I didn't actually think my students would show up in great numbers. I have parties for my students at the end of every semester I teach, and the attendence is usually about 30%.

But that was always in Washington, DC. Here in ye olde midwest, apparently there's nothing better to do than actually attend your nutty professor's party and every single one of them showed up. They showed up wearing a combination of formal wear and drag. Some of them actually went thrifting just for the occasion! They descended upon the food like a swarm of locusts, devoured it lustily and then mingled around my house, asking intelligent questions about our art and saying complimentary things about our decorating.
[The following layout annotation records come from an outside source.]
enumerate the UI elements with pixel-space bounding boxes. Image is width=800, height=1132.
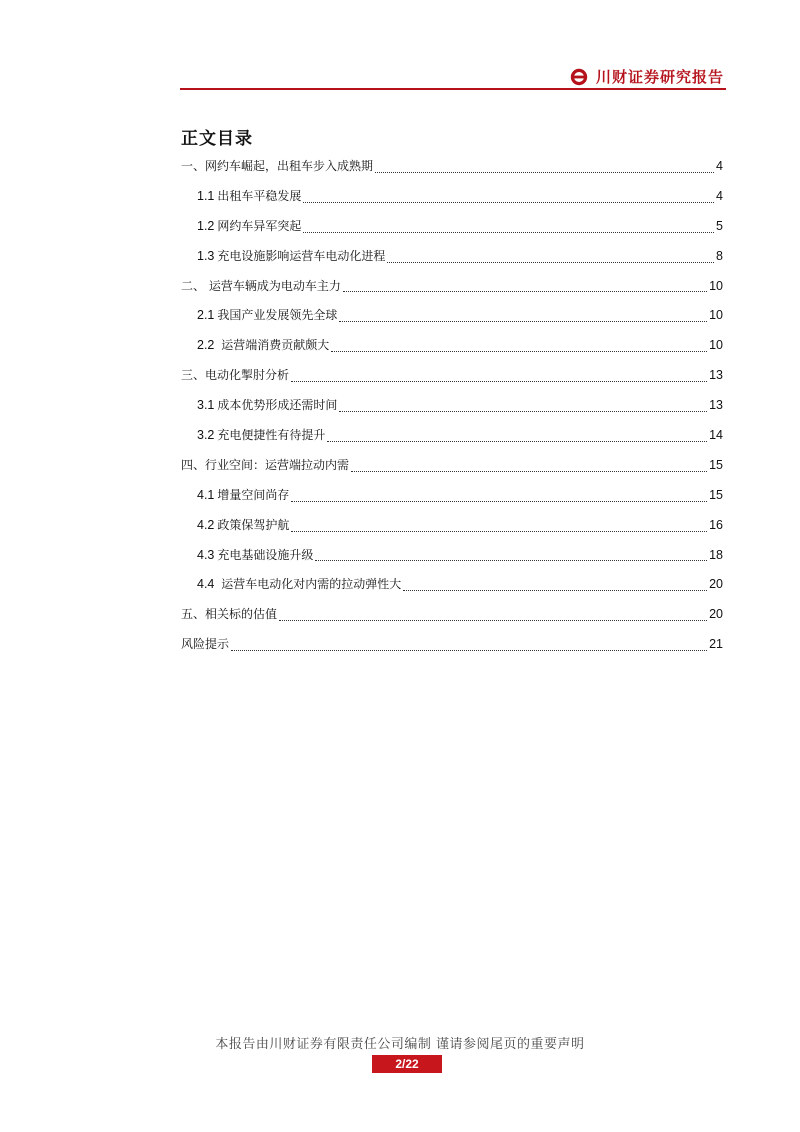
toc-entry-number: 2.2 [197,338,215,353]
toc-entry-label [197,301,337,331]
toc-entry-text: 五、相关标的估值 [181,607,278,622]
toc-entry-page: 5 [716,218,723,233]
toc-entry-page: 4 [716,188,723,203]
toc-entry-text: 充电便捷性有待提升 [217,428,326,442]
toc-entry-label [197,331,329,361]
brand [570,66,724,87]
toc-entry-text: 出租车平稳发展 [217,188,302,203]
toc-entry-text: 三、电动化掣肘分析 [181,368,290,383]
page-number-badge: 2/22 [372,1055,442,1073]
toc-dot-leader [231,650,707,651]
toc-entry-text: 政策保驾护航 [217,517,290,532]
toc-entry-number: 1.3 [197,248,215,263]
toc-entry-label [181,600,277,630]
toc-dot-leader [387,262,714,263]
table-of-contents [181,152,723,660]
toc-entry[interactable] [181,541,723,571]
toc-entry-label [181,451,349,481]
toc-entry-label [181,630,229,660]
toc-entry-text: 成本优势形成还需时间 [217,398,338,413]
toc-dot-leader [303,232,714,233]
toc-entry-number: 3.1 [197,398,215,413]
toc-entry[interactable] [181,481,723,511]
toc-entry-text: 四、行业空间：运营端拉动内需 [181,457,350,472]
toc-title: 正文目录 [181,129,253,149]
toc-dot-leader [339,411,707,412]
toc-entry-page: 20 [709,577,723,592]
toc-entry-number: 3.2 [197,428,215,442]
toc-entry-page: 10 [709,308,723,323]
toc-entry-number: 4.4 [197,577,215,592]
toc-dot-leader [339,321,707,322]
toc-dot-leader [327,441,707,442]
toc-entry-label [197,570,401,600]
toc-entry-page: 10 [709,278,723,293]
toc-entry-page: 20 [709,607,723,622]
brand-name: 川财证券研究报告 [595,68,724,86]
toc-entry-number: 1.2 [197,218,215,233]
toc-dot-leader [343,291,707,292]
toc-entry-number: 4.2 [197,517,215,532]
toc-entry[interactable] [181,182,723,212]
toc-entry-page: 8 [716,248,723,263]
toc-entry[interactable] [181,391,723,421]
toc-entry-number: 1.1 [197,188,215,203]
toc-entry[interactable] [181,301,723,331]
toc-entry-text: 风险提示 [181,637,230,652]
toc-entry-page: 21 [709,637,723,652]
cczq-logo-icon [570,68,588,86]
toc-entry[interactable] [181,630,723,660]
toc-entry[interactable] [181,212,723,242]
toc-entry-text: 充电设施影响运营车电动化进程 [217,248,386,263]
toc-entry-label [197,481,289,511]
toc-entry-label [181,361,289,391]
toc-dot-leader [403,590,707,591]
toc-entry-text: 运营端消费贡献颇大 [217,338,330,353]
toc-entry-text: 充电基础设施升级 [217,547,314,562]
toc-entry-number: 4.3 [197,547,215,562]
toc-entry-page: 15 [709,457,723,472]
toc-entry[interactable] [181,361,723,391]
toc-entry-label [197,421,325,451]
toc-dot-leader [291,501,707,502]
toc-entry[interactable] [181,331,723,361]
toc-entry-label [197,212,301,242]
toc-entry-text: 运营车电动化对内需的拉动弹性大 [217,577,402,592]
toc-entry-page: 16 [709,517,723,532]
toc-dot-leader [315,560,707,561]
toc-entry-page: 15 [709,487,723,502]
toc-dot-leader [291,531,707,532]
toc-entry[interactable] [181,511,723,541]
toc-entry-page: 4 [716,158,723,173]
toc-entry-text: 网约车异军突起 [217,218,302,233]
toc-entry-number: 2.1 [197,308,215,323]
toc-dot-leader [291,381,707,382]
toc-entry[interactable] [181,152,723,182]
toc-entry[interactable] [181,570,723,600]
toc-entry[interactable] [181,451,723,481]
toc-entry-label [197,182,301,212]
toc-entry-number: 4.1 [197,487,215,502]
toc-entry-text: 二、 运营车辆成为电动车主力 [181,278,341,293]
toc-entry-label [197,541,313,571]
toc-entry-page: 18 [709,547,723,562]
toc-entry-label [181,152,373,182]
toc-dot-leader [303,202,714,203]
toc-entry[interactable] [181,272,723,302]
toc-entry-page: 14 [709,428,723,442]
toc-entry[interactable] [181,600,723,630]
footer-disclaimer: 本报告由川财证券有限责任公司编制 谨请参阅尾页的重要声明 [215,1037,585,1052]
toc-entry-label [181,272,341,302]
toc-entry-page: 10 [709,338,723,353]
toc-entry-text: 增量空间尚存 [217,487,290,502]
toc-entry[interactable] [181,421,723,451]
toc-entry-text: 一、网约车崛起，出租车步入成熟期 [181,158,374,173]
toc-entry-label [197,391,337,421]
toc-entry-page: 13 [709,398,723,413]
page-header [180,62,726,92]
toc-dot-leader [331,351,707,352]
toc-entry-label [197,511,289,541]
toc-dot-leader [375,172,714,173]
header-rule [180,88,726,90]
toc-dot-leader [279,620,707,621]
toc-dot-leader [351,471,707,472]
toc-entry-label [197,242,385,272]
toc-entry[interactable] [181,242,723,272]
toc-entry-text: 我国产业发展领先全球 [217,308,338,323]
toc-entry-page: 13 [709,368,723,383]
Four them stayed until I pushed them, physically, out the door at TWO A.M.

But not before they bestowed upon me, the following: a group photo of them in tee-shirts made up with the course title and signed around the matte, two bags of flour, a bag of yeast and...

a bread machine!

I was speechless. I mean, I've gotten cards from students. I've gotten photos of the class. I've gotten bookstore gift certificates and sweet notes. But thus far in my teaching career? No appliances.

So after a day of cleaning up (that I just couldn't bring myself to do at 2 am), we're now working on our very first loaf of "oatmeal whole wheat."

And they say teaching is a thankless profession!




* I credit Elswhere for the idea, but I admit I used a Manischewitz mix, and they were pretty lame compared to the real thing. My all not-Jewish class didn't know the difference, fortunately. They gobbled them down, but said they'd be better with ketchup. Sorry, I think maybe I ruined them for appreciation of actual, real, tasty latkes...

Comments:
That's so neat. They must have had a really great time in your class. Kudos!
-Abby (abfausto@hotmail.com)
 
Ketchup!!

Have they been taking culinary advice from my daughter, the Ketchup Fiend?
 
But seriously, it sounds like quite a spread. Yum!
 
A 16-year-old friend of mine tells me than in her experimental high school, the rules are: if any student's cellphone rings during class, the offender is obligated to bring cake for the whole class. Ditto for anyone getting lower than 80 on a test.

That system puts a cake-loving teacher in a conflict-of-interest when s/he grades tests, but it does keep everyone more or less awake and in attendance. And gaining weight.
 
I'm signing up for your class next semester. That's so cool that you do that.
 
You are that instructor we all wished we had. Your students are truly lucky. And obviously they know that too. Heck yeah!